Vor genau 30 Jahren, am 23. Dezember 1991 anerkannte die Schweiz als eines der ersten Länder überhaupt die Nachfolgestaaten der Sowjetunion. «Es ist dies nebst der frühen Anerkennung der Volksrepublik China am 17. Januar 1950 eine der wenigen Abweichungen von der üblichen Anerkennungspolitik der Schweiz», führt Sacha Zala, Direktor der Forschungsstelle Diplomatische Dokumente der Schweiz (Dodis), aus. Entlang dem fast schon heiligen Leitsatz «nicht bei den Ersten und nicht unter den Letzten» hielt sich das Eidgenössische Departement für auswärtige Angelegenheiten (EDA) in Anerkennungsfragen in der Regel zurück. «Umso erstaunlicher», so Thomas Bürgisser, Redaktionsleiter des bald erscheinenden Bandes der Diplomatischen Dokumente der Schweiz zum Jahr 1991, «dass die Schweiz an jenem 23. Dezember kurzentschlossen handelte und unter den allerersten Staaten war, die die Unabhängigkeit der ehemaligen Sowjetrepubliken anerkannten». Die UdSSR bestand bis ins Jahr 1991 aus 15 Unionsrepubliken, die de jure weitgehende Souveränitätsrechte besassen, faktisch jedoch der Zentrale in Moskau untergeordnet waren.

Auftakt im Baltikum

Der Zerfall des Sowjet-Imperiums vollzog sich 1991 in atemberaubender Geschwindigkeit. Den Beginn hatten die baltischen Republiken Estland, Lettland und Litauen gemacht, gegen deren Unabhängigkeitsbestrebungen die Zentralmacht bis zum gescheiterten Augustputsch in Moskau (dodis.ch/C1951) gewaltsam opponierte. Am 28. August konnte Bundespräsident Flavio Cotti die Präsidenten von Estland, Lettland und Litauen über den Beschluss des Bundesrats informieren, «dass die Schweiz volle diplomatische Beziehungen zu den drei unabhängigen baltischen Republiken» aufnehmen wird. (dodis.ch/C2196) Vom 3. bis 6. September 1991 unternahm eine Delegation unter der Leitung von Botschafter Jenö Staehelin, Chef der Politischen Abteilung I im Eidgenössischen Departement für auswärtige Angelegenheiten (EDA), eine Reise nach Tallin, Riga und Vilnius, um die Wiederaufnahme der diplomatischen Beziehungen durch Briefwechsel zu formalisieren (dodis.ch/57645).
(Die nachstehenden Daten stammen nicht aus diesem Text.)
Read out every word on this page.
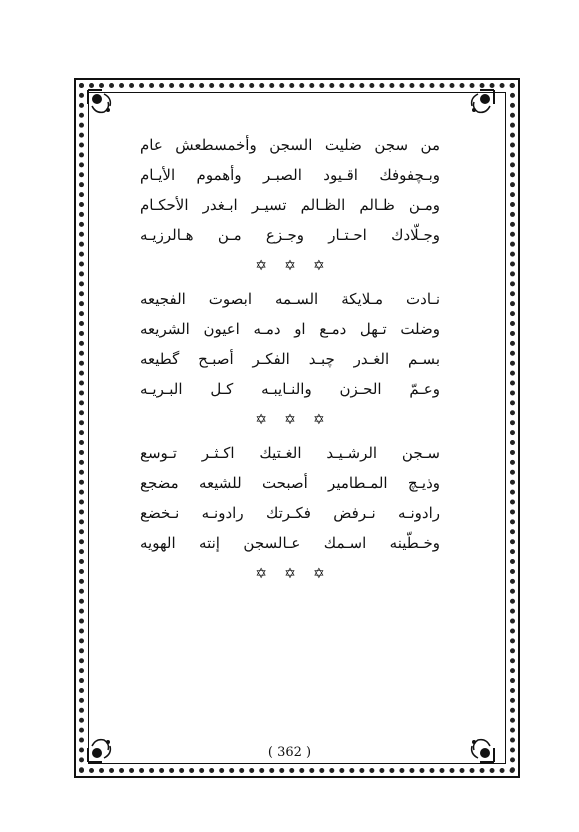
من سجن ضليت السجن وأخمسطعش عام
وبـچفوفك اقـيود الصبـر وأهموم الأيـام
ومـن ظـالم الظـالم تسيـر ابـغدر الأحكـام
وجـلّادك احـتـار وجـزع مـن هـالرزيـه
✡ ✡ ✡
نـادت مـلايكة السـمه ابصوت الفجيعه
وضلت تـهل دمـع او دمـه اعيون الشريعه
بسـم الغـدر چبـد الفكـر أصبـح گطيعه
وعـمّ الحـزن والنـايبـه كـل البـريـه
✡ ✡ ✡
سـجن الرشـيـد الغـتيك اكـثـر تـوسع
وذيـچ المـطامير أصبحت للشيعه مضجع
رادونـه نـرفض فكـرتك رادونـه نـخضع
وخـطّينه اسـمك عـالسجن إنته الهويه
✡ ✡ ✡
( 362 )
Gründung der Gemeinschaft Unabhängiger Staaten

Der Erosionsprozess des Sowjetimperiums setzte sich ungebremst fort. Am 8. Dezember 1991 gründeten die Präsidenten von Russland, Belarus und der Ukraine im Minsker Abkommen die «Gemeinschaft Unabhängiger Staaten» (GUS). Bei dieser Gelegenheit stellten sie kurzerhand fest, dass die Sowjetunion «als Völkerrechtssubjekt und als geopolitische Realität ihre Existenz hiermit beendet» (dodis.ch/60365). Kurz darauf beriet das EDA über die offizielle Haltung der Schweiz. An der Sitzung «setzte sich die Ansicht durch, dass mit der Anerkennung nicht mehr zugewartet werden sollte, wenn erkennbar ist, dass der Punkt der Unumkehrbarkeit erreicht ist. In diesem Fall wären aber nicht nur die slawischen Republiken, sondern auch die andern, die sich um Anerkennung bemühen, anzuerkennen, jedenfalls soweit eine Anerkennung nicht kontrovers ist.» (dodis.ch/58737)
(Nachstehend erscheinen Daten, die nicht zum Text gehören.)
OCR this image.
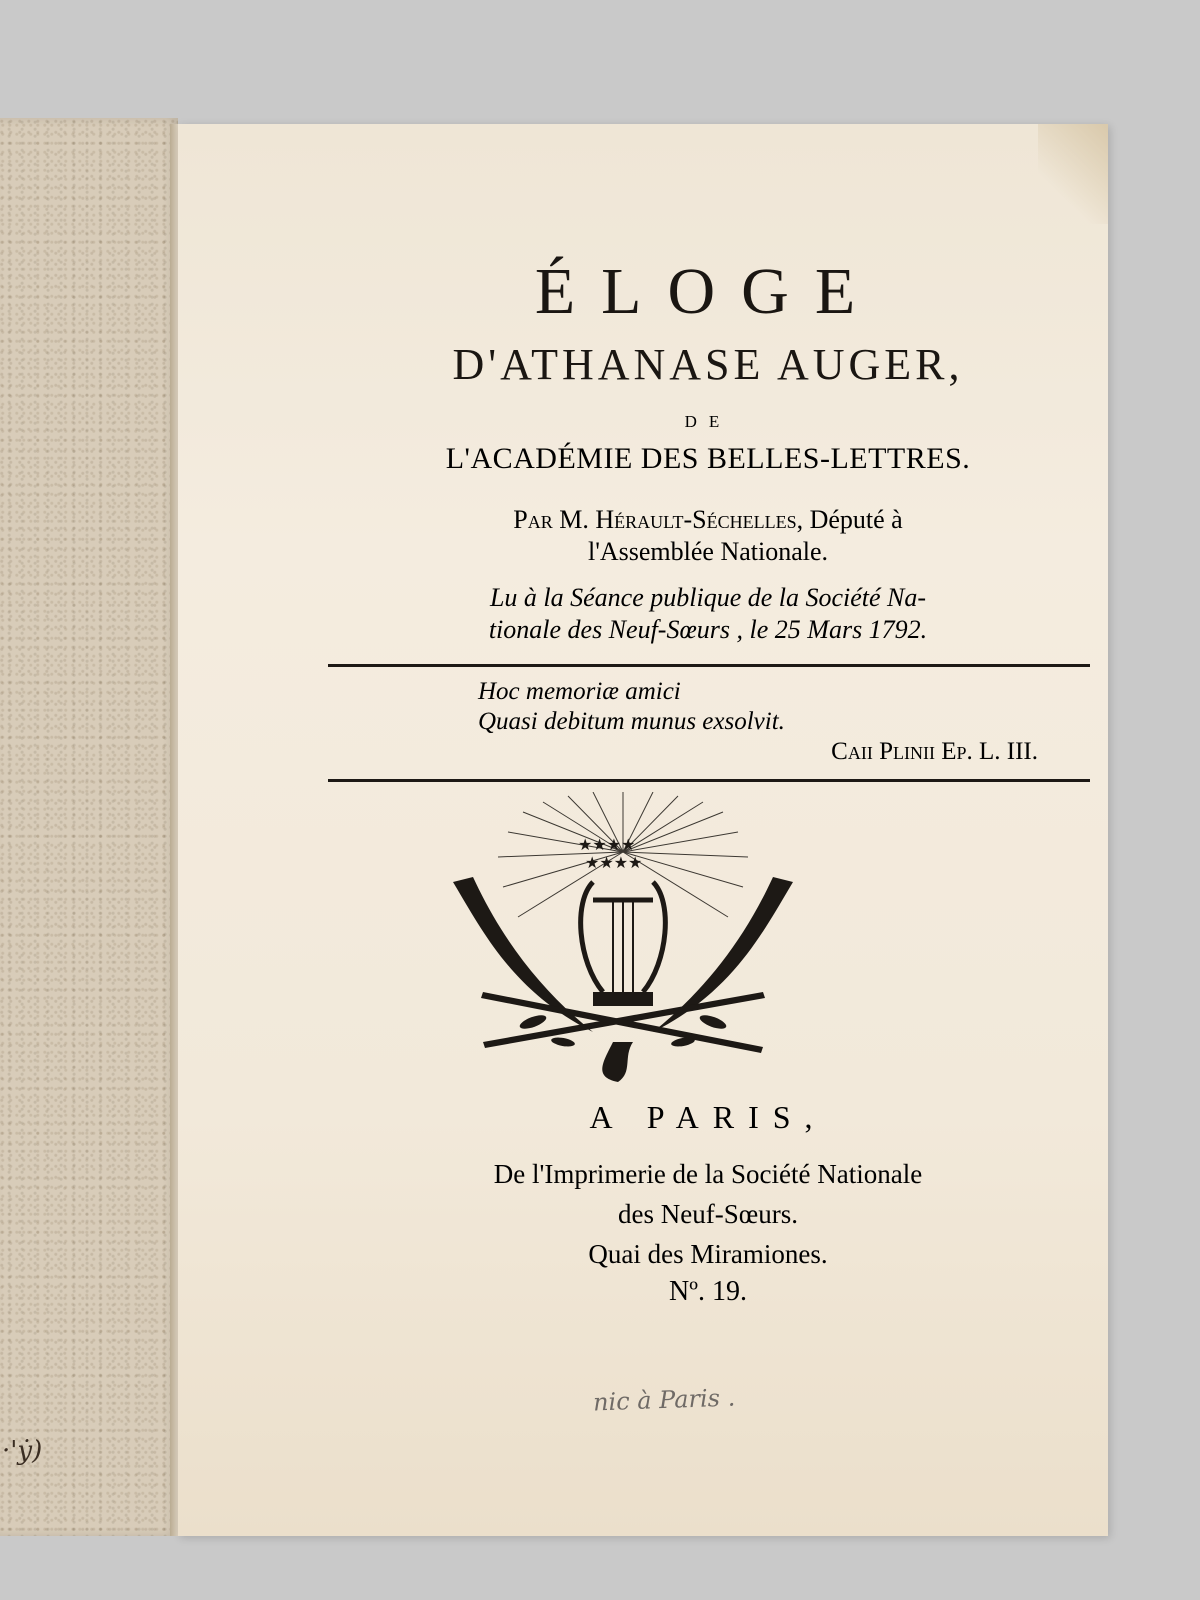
·'ẏ)
ÉLOGE
D'ATHANASE AUGER,
DE
L'ACADÉMIE DES BELLES-LETTRES.
Par M. Hérault-Séchelles, Député à
l'Assemblée Nationale.
Lu à la Séance publique de la Société Na-
tionale des Neuf-Sœurs , le 25 Mars 1792.
Hoc memoriæ amici
Quasi debitum munus exsolvit.
Caii Plinii Ep. L. III.
★★★★
★★★★
A PARIS,
De l'Imprimerie de la Société Nationale
des Neuf-Sœurs.
Quai des Miramiones.
Nº. 19.
nic à Paris .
Telefonkonferenz vor Weihnachten

Am 21. Dezember schlossen sich fast alle übrigen Republiken der UdSSR in der Erklärung von Alma-Ata (Almaty) der GUS an. Der point of no return schien erreicht. Am Montag dem 23. Dezember beriet um 13:30 Uhr der Bundesrat in einer Telefonkonferenz einen von der Bundeskanzlei am Mittag per Fax übermittelten Antrag des EDA über die völkerrechtliche Anerkennung und die Aufnahme diplomatischer Beziehungen mit der Russischen Föderation sowie den Republiken Ukraine, Belarus, Kasachstan, Moldova, Georgien, Armenien, Aserbaidschan, Usbekistan, Turkmenistan, Tadschikistan und Kirgisistan (dodis.ch/57514). «Es ist wichtig, dass die Schweiz die Kontakte mit den neuen Republiken möglichst rasch aufnimmt», bekräftigte Bundesrat Jean-Pascal Delamuraz den Antrag von EDA-Vorsteher René Felber (dodis.ch/57766). Nach 15 Minuten Beratung fällte der Bundesrat mit dem Entscheid Nr. 2518 den letzten Beschluss des Jahres.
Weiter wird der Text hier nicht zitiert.